A sound can also connect with people emotionally a lot faster than a picture can. Because of this, a sound is very effective in persuading people to get into the right mindset at the time of interacting with a brand. We all know the dramatic Netflix sound and the thrilling feeling that it conveys at the beginning of a show. We recognize a sense of clarity in the T-Mobile sound, or the sense of pride in the Farmers jingle. This multisensory approach to branding is starting to be adopted by pharma to convey concepts of empathy or advancement or accuracy. The incremental TV presence of pharma brands is also creating an opportunity to use sounds as a way to enhance brand recall. Brands with difficult-to-pronounce names can benefit from audio name mnemonics to help establish proper pronunciation at launch.
Again, pharma brands are competing for attention against prominent consumer brands, so we have to compete with the same resources.
There are some other innovations, like the use of more engaging data visualization to make the clinical data a memorable branding asset, responsive branding elements for digital use, dynamic typography using variable fonts, etc.
- When it comes to branding, how do the considerations for a pharmaceutical brand differ from those for a consumer brand? And how are they the same?
More than ever, all brands – not just consumer brands – have to create excitement in order to break away from the noise. That said, you are working with two completely different mindsets. It is more difficult to create excitement with a healthcare brand because people consume them out of necessity and not out of desire. So the excitement that a healthcare brand can create is a different type of excitement. It is about a revitalizing sense of renewal in most cases. Sometimes, it is about advancements in science, and sometimes it is about the opportunity to maintain your well-being for just a little bit longer. Those are the most difficult ones.

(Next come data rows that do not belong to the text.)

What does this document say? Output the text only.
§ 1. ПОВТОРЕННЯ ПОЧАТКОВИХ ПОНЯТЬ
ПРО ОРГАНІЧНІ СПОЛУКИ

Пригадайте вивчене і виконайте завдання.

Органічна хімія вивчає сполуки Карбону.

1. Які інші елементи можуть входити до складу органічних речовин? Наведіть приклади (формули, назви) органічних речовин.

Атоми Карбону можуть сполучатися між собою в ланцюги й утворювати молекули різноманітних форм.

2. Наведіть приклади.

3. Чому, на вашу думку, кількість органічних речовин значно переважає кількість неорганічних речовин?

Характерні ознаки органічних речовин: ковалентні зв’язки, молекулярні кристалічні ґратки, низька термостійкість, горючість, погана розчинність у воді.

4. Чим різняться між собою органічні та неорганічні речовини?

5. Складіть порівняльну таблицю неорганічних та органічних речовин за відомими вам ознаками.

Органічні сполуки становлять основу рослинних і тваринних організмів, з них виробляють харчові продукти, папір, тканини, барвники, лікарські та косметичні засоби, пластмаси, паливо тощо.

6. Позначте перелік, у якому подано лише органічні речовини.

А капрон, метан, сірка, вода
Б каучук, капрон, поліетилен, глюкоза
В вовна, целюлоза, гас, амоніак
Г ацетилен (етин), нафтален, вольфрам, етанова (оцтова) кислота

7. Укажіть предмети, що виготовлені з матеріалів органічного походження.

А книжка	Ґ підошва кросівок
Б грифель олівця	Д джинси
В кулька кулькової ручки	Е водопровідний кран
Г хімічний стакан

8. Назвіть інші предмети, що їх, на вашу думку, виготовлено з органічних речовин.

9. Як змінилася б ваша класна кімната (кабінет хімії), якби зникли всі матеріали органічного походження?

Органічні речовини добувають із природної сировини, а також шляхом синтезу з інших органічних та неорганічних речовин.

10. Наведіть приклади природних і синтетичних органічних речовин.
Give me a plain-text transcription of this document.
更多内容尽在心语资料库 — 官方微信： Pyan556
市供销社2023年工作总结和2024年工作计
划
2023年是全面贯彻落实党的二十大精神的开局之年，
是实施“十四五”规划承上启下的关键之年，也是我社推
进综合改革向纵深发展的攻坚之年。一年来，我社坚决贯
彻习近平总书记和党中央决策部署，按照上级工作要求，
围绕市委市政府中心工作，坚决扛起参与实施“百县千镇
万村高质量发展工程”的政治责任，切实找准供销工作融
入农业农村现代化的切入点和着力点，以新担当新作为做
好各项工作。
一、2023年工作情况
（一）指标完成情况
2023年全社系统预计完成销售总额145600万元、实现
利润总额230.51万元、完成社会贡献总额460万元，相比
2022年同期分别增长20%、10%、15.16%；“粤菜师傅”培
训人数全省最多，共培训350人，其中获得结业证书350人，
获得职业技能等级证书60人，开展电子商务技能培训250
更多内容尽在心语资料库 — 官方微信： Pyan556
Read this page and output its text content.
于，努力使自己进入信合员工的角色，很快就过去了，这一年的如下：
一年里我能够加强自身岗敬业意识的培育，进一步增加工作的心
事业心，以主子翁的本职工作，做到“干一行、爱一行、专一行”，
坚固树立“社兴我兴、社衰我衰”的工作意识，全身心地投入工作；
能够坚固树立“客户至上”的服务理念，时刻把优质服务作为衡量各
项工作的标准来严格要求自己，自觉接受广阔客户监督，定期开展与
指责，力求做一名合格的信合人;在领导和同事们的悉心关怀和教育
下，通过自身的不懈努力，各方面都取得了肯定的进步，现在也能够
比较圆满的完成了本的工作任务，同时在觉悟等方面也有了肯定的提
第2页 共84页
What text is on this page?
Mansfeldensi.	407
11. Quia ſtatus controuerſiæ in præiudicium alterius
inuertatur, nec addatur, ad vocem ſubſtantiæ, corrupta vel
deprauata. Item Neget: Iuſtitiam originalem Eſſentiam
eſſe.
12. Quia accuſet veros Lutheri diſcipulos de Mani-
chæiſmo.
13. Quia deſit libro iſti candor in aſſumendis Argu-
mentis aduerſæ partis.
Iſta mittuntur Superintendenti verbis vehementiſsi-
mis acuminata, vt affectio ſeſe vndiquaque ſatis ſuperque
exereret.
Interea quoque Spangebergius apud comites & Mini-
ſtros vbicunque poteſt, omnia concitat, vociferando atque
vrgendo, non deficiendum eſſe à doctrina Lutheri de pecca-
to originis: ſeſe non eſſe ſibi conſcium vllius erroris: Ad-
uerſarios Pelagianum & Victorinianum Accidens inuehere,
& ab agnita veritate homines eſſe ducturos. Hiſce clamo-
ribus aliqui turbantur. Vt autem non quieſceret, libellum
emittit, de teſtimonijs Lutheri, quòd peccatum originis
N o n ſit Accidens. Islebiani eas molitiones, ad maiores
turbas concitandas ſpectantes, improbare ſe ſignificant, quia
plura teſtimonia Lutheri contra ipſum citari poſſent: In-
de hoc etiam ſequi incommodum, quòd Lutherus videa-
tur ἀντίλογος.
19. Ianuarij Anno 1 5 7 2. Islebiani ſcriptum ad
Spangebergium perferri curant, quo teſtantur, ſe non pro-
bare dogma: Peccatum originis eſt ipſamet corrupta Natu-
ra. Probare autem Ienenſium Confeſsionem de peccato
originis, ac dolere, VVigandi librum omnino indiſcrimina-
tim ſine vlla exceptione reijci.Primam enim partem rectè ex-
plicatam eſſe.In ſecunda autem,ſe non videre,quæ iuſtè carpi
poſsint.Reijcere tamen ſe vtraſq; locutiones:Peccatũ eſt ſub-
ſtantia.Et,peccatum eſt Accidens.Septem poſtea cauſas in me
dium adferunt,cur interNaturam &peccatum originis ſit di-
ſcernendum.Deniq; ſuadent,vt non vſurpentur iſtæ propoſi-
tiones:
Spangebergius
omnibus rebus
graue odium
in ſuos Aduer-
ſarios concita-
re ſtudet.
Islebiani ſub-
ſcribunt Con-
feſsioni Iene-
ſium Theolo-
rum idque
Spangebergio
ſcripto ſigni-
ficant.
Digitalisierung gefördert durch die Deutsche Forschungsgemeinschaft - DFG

Given that all brands are competing for attention on the same platforms, healthcare brands must position themselves as sources of hope, versus as a reminder of a problem. So, in that way, they’re more similar than you’d think.
Today, healthcare marketers are increasingly savvy about branding best practices and are willing to invest the effort and resources to elevate brand experience to a competitive level of quality that is parallel with that of general consumer brands.